IP address is the linking field. Use that to link with name, address, etc. elsewhere. Now you get the associated birthday field too, because it is provided courtesy of AL. This is elementary stuff.

I'm done with the discussion too. I made my point. And I think it is a valid one.

The point of this thread wasn't to irrationally scare anyone into not buying things on line.
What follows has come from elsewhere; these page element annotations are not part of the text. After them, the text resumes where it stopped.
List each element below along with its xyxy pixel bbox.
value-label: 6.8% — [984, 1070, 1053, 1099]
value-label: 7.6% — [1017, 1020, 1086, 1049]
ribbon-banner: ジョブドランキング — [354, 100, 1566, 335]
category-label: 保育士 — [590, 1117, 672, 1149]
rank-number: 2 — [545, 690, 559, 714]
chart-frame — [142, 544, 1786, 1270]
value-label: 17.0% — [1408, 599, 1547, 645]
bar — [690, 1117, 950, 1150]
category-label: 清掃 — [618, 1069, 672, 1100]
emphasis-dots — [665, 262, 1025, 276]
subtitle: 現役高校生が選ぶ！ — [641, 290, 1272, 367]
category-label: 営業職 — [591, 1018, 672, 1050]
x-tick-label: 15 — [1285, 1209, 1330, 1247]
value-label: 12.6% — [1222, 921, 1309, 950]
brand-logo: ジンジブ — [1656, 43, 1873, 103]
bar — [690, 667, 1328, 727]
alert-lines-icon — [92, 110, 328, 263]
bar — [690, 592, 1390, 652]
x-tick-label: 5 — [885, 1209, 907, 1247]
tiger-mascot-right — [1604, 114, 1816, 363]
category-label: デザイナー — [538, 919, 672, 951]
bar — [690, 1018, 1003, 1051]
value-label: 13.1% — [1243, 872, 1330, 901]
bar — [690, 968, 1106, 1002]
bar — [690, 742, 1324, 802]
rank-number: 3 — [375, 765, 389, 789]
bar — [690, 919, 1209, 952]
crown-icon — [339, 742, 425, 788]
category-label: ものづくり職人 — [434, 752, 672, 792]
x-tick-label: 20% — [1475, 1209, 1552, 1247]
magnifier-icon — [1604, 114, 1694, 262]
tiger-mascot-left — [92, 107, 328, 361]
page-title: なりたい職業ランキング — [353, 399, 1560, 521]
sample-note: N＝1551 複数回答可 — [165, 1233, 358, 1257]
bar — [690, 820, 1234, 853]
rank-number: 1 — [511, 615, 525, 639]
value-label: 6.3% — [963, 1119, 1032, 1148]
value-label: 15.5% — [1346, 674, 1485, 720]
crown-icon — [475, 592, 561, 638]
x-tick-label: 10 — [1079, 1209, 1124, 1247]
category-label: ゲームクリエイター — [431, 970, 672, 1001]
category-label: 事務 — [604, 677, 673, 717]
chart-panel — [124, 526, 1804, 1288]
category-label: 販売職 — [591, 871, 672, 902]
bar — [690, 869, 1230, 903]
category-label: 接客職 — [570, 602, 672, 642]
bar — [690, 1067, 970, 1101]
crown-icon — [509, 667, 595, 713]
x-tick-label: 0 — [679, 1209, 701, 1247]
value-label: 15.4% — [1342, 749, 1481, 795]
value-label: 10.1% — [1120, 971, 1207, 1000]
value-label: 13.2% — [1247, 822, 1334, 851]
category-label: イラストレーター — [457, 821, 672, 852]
Or worry about who's logging their IP address, or worry about joining a forum site where they ask for your birthdate for COPPA compliance reasons...the point of the thread was to beware of phishing scams, and to not use personal info on non encrypted wireless networks, and to update you vulnerabilites for your OS and brower when you are supposed to.

TrueHeart, just out of curiousity, do you work in tech? Or code/hack? Cuz trust me, you are not spelling out anything that's educating junior hackers, its all good. Hackers spends days trying to pass commands to buffer overflow vulnerabilities remotely, with browsers that they write by hand specifically for that purpose (now, that's elementary stuff)...they don't worry about your birthday on AL.

And to Love4Life's point...she's so right about the gift card thing. Can't say enough about how bad non-encrypted wireless networks are for sumbitting credit card info. And totally shred everything before it goes in the trash...this is the #1 way for people to get your info.
Another thing that should be mentioned that hasn't....IP logging and cookies are entirely bad things either. I'm sure everyone has gotten a least one call from your credit card companies fraud dept. informing you of suspicious purchases. The "pattern" of your purchases is created from collecting that personal information and its used to protect you...AND the assets of the credit card company. The company doesn't want to lose millions a year to fraud or hackers either. That's why they collect all this stuff on you. Yeah, for marketing purposes as well of course."
There's nothing wrong with limiting what you give out for personal info on line. But as long as you deal with reputable merchants, shred your statements, and update your patches...Love4Life is totally right...its not something you did or didn't do...it can happen to anyone, just by somone generating numbers via a credit card companies pattern until it works.

Hell I saw I guy on tv, cheat vegas with slot tokens he made in his basement...now that's some skill. If people can cheat Vegas, the technology evolves so fast, that to pretend there's a way to make Joe Q. Consumer, 100% protected is just fooling yourself. Eventually, there will be a biometric element to purchasing consumer goods...and I guarantee, before its even in use, people are already working on how to break it.